Mr Kleinfeld, who took over as chief executive in January, and last month announced his first major success with the sale of the handsets business to BenQ of Taiwan, said “further steps and hard work” were necessary. In April, he gave a “personal commitment” that all parts of the lightbulbs-to-turbines group would reach their margin targets within 18-24 months.

In the medium term, Siemens aims to grow sales twice as fast as the global economy, helped by traditionally strong areas such as automation and drives, power generation, medical equipment and Osram, the lighting division. A&D, for instance, beat forecasts and posted a record €328m ($397m) operating profit.

Group net income fell from €815m to €389m in the fiscal third quarter to June 30, with operating profits down by a quarter at €980m.

For the current fiscal year, net income from continued operations excluding handsets will be flat at €3.1bn amid more restructuring at the remaining communications businesses.
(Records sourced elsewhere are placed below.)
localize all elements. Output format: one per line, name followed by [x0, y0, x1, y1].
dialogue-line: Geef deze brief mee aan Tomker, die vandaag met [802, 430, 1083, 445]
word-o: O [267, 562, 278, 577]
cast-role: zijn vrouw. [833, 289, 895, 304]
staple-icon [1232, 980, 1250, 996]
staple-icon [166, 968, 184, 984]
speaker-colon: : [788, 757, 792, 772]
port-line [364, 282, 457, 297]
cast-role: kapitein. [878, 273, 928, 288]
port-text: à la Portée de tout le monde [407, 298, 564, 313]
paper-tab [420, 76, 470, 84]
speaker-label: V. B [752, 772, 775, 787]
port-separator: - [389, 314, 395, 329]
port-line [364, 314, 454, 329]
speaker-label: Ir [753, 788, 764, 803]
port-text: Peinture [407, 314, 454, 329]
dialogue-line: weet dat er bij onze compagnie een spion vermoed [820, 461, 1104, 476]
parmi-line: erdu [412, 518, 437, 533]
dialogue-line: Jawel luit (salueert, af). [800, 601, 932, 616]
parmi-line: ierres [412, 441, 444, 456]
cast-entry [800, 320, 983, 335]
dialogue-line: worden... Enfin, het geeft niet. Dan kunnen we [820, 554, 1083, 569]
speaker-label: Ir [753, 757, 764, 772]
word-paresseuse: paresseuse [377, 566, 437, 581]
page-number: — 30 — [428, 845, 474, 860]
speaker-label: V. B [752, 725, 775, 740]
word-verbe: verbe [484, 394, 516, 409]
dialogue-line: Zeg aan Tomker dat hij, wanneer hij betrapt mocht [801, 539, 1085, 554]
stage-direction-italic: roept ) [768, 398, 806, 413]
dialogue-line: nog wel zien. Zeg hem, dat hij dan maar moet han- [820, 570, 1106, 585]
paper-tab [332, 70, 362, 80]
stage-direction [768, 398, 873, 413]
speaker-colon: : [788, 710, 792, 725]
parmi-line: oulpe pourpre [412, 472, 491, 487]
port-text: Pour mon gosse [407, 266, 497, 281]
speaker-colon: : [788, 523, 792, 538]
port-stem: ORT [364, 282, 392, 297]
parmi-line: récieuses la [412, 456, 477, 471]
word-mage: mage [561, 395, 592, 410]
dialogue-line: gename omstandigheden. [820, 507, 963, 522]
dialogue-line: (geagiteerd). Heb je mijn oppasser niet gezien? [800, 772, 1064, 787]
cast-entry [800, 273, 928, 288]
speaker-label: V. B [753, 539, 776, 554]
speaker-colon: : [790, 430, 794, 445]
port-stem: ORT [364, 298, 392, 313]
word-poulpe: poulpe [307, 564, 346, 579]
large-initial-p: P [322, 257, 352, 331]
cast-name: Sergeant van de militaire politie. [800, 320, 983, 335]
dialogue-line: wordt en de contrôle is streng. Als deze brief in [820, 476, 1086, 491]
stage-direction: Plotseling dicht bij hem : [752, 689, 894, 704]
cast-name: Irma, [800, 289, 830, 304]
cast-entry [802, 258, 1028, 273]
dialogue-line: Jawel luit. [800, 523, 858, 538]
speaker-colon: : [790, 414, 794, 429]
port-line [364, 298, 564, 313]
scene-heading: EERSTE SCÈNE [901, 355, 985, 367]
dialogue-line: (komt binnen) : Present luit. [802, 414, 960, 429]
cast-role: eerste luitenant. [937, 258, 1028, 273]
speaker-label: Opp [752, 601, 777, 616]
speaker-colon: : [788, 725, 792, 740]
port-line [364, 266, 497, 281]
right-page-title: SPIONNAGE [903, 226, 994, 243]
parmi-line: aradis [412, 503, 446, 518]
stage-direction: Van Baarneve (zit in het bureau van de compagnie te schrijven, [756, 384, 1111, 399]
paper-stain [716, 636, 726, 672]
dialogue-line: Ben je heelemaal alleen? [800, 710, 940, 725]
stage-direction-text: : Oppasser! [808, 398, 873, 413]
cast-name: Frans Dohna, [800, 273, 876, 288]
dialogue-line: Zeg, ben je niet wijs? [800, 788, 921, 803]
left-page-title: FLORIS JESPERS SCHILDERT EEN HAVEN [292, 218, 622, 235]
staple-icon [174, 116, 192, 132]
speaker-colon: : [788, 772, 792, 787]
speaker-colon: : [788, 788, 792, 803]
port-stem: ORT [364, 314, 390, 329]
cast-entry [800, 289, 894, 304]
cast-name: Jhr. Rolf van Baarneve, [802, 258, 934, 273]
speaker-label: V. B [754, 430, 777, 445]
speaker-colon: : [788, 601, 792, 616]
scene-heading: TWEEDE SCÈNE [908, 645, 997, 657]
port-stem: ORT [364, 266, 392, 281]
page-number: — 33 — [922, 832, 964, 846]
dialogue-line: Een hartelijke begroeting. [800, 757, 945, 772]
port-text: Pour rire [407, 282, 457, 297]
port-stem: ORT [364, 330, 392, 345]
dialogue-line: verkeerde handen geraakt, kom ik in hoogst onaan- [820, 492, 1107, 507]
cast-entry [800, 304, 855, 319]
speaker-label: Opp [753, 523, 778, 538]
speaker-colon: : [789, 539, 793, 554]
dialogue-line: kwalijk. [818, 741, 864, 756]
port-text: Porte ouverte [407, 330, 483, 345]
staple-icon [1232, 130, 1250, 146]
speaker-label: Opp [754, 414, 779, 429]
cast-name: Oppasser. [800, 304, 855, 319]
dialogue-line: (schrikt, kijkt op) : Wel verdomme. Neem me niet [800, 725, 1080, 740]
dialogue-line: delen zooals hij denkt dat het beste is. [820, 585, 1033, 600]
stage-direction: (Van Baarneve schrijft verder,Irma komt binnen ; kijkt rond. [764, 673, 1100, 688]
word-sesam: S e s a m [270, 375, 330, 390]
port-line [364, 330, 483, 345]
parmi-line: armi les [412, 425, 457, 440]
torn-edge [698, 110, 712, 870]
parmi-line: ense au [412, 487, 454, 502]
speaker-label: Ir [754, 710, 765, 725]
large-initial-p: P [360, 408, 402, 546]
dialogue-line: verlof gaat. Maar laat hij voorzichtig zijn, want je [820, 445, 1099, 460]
The forecast contrasts with last week's forecast from General Electric for earnings growth of 10 per cent or more this year.

The sale of Siemens's handsets business, expected to be completed during the current quarter, will draw a line under the most high profile of its problems. The unit lost another €236m in the third quarter.

Other problem areas include the rest of the communications business, and IT unit SBS, where declining profitability and restructuring charges caused losses to widen to €109m from €2m.

In addition, analysts were disappointed with the performance at the logistics and assembly division, which makes conveyor belts and baggage handling machines, which drifted to a €49m loss, from a profit of €14m. “The performance at [IT unit] Siemens Business Services, communications and logistics and assembly systems is disappointing. Hence we are in the process of taking appropriate measures,” Mr Kleinfeld said.